TD: Okay, so you guys started in Boston and you moved to L.A. Do you think the relocation encouraged your creativity or hindered it?

LI: It definitely challenged it. It’s a bit of a bubble in certain parts of the country. Boston definitely has its own bubble. L.A.’s bubble is just so big that it’s too saturated with all different genres, and so it’s harder to stand out there. … We tried to be like a local L.A. band, but everyone in L.A. is trying to be like a national act. There’s more competition there, which just inspired us to be as different and unique as we could be. I think if we had stayed in one part of the country or another, we would just probably be like “hometown heroes” and not try harder.

BM: Yeah, a lot of songs talk about making [a] home away from home. We have a song called “The Fold,” which is about when you come back home, things have changed and it’s not necessarily the home that you left behind. And then we have a song on the new album called “Shine 4 U,” which sort of references home a little bit in the first line.

TD: For your newest album, do you think the writing and recording process was different than earlier albums? What did making “Through Moonshot Eyes” look like?

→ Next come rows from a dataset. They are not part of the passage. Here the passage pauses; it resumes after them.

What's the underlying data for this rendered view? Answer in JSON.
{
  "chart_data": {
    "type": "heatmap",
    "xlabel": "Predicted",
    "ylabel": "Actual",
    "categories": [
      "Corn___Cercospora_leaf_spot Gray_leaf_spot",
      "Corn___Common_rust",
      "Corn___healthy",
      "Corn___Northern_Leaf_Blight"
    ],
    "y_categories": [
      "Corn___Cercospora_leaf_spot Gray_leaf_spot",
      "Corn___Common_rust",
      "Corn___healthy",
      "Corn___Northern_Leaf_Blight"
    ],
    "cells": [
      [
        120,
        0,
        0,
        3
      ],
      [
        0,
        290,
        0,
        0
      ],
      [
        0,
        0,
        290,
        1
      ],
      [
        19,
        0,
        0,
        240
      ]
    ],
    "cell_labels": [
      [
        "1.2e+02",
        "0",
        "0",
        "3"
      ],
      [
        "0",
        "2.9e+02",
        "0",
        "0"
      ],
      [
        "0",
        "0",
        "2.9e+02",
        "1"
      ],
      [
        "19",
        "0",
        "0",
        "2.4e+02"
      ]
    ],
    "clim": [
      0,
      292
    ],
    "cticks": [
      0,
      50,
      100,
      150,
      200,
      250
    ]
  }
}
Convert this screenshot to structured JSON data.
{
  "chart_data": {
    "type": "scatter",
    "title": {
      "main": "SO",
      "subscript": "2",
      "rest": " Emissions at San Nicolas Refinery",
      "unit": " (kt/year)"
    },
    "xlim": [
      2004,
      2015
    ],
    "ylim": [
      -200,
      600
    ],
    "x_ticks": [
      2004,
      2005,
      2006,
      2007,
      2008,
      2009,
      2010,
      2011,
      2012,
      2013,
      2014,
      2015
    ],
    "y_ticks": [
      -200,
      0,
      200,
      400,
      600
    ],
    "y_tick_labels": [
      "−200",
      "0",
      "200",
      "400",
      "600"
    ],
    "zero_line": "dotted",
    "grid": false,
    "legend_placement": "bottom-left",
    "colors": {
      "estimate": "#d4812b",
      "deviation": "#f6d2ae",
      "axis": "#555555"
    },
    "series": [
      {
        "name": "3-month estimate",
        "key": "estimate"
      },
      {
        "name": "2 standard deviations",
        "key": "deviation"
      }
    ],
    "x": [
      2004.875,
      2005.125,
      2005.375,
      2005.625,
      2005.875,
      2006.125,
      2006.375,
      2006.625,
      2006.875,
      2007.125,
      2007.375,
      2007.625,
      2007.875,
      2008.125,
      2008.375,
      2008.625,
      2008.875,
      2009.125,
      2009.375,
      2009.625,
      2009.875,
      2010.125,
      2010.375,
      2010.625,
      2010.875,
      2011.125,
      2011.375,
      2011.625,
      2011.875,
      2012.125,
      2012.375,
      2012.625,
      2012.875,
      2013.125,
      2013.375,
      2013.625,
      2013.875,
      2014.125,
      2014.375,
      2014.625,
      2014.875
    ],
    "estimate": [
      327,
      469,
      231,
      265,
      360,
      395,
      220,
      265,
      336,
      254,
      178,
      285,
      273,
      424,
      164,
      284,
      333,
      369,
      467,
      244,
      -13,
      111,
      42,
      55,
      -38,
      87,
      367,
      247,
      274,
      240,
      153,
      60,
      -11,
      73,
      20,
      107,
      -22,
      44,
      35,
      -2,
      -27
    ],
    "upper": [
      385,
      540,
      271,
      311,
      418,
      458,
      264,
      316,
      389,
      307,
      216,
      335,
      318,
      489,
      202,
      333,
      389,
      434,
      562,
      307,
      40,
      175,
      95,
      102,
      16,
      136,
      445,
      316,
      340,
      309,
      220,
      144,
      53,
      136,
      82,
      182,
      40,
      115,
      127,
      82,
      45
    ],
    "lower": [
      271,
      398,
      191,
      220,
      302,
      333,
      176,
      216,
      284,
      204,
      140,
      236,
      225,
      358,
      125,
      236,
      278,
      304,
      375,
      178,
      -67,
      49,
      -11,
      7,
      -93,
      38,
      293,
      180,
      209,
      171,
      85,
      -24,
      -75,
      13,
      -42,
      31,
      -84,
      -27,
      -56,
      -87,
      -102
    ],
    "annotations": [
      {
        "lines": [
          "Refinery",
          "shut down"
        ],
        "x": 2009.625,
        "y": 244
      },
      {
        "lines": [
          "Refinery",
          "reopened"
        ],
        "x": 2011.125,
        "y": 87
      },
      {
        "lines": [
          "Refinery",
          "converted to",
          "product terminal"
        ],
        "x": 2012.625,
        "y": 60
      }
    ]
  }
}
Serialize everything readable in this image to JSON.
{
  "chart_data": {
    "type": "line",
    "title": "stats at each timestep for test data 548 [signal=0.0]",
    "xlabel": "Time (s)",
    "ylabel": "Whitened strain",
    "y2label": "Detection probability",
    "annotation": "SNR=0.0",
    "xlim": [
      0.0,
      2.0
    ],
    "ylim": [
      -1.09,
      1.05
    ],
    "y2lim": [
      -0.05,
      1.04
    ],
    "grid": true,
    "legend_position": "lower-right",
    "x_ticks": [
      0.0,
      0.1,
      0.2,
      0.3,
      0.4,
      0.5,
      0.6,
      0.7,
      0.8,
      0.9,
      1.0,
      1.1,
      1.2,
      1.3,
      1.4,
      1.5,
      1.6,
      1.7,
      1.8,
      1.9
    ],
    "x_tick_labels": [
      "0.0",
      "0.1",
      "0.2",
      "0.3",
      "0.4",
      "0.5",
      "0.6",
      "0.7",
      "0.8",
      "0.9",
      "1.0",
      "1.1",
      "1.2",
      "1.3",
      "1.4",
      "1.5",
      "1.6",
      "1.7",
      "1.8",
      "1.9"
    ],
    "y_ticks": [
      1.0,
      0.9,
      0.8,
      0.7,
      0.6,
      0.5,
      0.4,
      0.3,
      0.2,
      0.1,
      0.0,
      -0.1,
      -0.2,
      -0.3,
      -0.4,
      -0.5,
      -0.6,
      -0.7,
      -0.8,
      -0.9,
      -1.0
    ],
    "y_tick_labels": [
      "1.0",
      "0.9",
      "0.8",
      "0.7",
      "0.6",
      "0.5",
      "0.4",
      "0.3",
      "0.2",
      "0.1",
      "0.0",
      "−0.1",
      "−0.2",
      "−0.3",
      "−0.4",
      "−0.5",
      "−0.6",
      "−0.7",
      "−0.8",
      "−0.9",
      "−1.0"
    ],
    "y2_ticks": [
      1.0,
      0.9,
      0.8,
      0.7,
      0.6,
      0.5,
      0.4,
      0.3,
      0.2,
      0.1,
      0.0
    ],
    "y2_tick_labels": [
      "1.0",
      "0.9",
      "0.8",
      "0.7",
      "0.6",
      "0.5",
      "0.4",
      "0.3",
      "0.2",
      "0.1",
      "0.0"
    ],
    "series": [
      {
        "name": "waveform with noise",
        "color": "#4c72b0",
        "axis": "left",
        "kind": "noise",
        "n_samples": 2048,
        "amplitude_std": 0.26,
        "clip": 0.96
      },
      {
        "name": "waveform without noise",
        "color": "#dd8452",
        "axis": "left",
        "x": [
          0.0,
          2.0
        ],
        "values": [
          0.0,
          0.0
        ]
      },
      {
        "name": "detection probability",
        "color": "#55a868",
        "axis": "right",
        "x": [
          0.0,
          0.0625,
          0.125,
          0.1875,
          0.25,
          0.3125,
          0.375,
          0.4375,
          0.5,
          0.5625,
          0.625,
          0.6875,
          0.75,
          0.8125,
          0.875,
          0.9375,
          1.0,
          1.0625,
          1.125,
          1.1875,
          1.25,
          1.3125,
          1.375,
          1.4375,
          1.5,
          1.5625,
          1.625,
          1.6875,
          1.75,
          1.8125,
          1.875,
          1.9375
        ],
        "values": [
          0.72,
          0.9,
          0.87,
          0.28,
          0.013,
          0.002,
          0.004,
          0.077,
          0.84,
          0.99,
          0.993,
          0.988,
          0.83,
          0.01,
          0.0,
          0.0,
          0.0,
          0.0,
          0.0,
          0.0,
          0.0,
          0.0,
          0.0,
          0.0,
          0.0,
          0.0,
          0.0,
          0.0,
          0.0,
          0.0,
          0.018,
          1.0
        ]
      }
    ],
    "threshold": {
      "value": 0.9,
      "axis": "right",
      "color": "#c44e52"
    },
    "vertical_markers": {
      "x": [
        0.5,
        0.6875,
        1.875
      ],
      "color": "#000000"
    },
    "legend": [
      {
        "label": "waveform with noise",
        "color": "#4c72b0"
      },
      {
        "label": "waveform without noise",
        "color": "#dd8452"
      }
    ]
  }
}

BM: This is the first album where we recorded it in a real studio and I didn’t mix it. We had a professional mix it. So that was a big step up for us. And as far as the writing and recording, I feel like our perspectives have changed over the years now that we’re doing it professionally. We’re going at it at a different angle, and I’m happy with the results, but it takes a lot to get there.

JC: Yeah, we started writing it over two years ago, which for me personally, was a different part of my life. This album has kind of been a streamline through all of it. As much as it’s nice to say this was an ‘era,’ we changed as people throughout the whole process as well.

LI: And you can kind of see that from beginning to end of the album; It starts in a lighter place and ends in a darker place because we’ve changed throughout the process of writing.

TD: Finally, do you honestly still enjoy performing “Notion?” 

LI: I enjoy performing it. When I hear the recording, I’m sick of it. When I hear it in a TikTok or something, I’m just like “ugh.”

BM: When we’re in the van, whoever is working on socials, if they accidentally leave their volume up, [“Notion” will start playing] and we’re like, “Turn it off! Turn it off!” But performing it, especially to a really energetic crowd, is awesome.

JC: That song has been the bane of my instrument’s existence. Over the last couple of weeks, I’ve dropped my bass so many times playing “Notion.” And that’s a good thing, because when you’re a grown man and you’re playing music to a live audience, sometimes you lose control of yourself and your bass finds a way to fall on the floor and that’s okay. Nothing wrong with that. Sometimes, during the live shows, the instruments just have a life of their own and we’re just along for the ride.

“Through Moonshot Eyes” by The Rare Occasions is out now on all streaming platforms.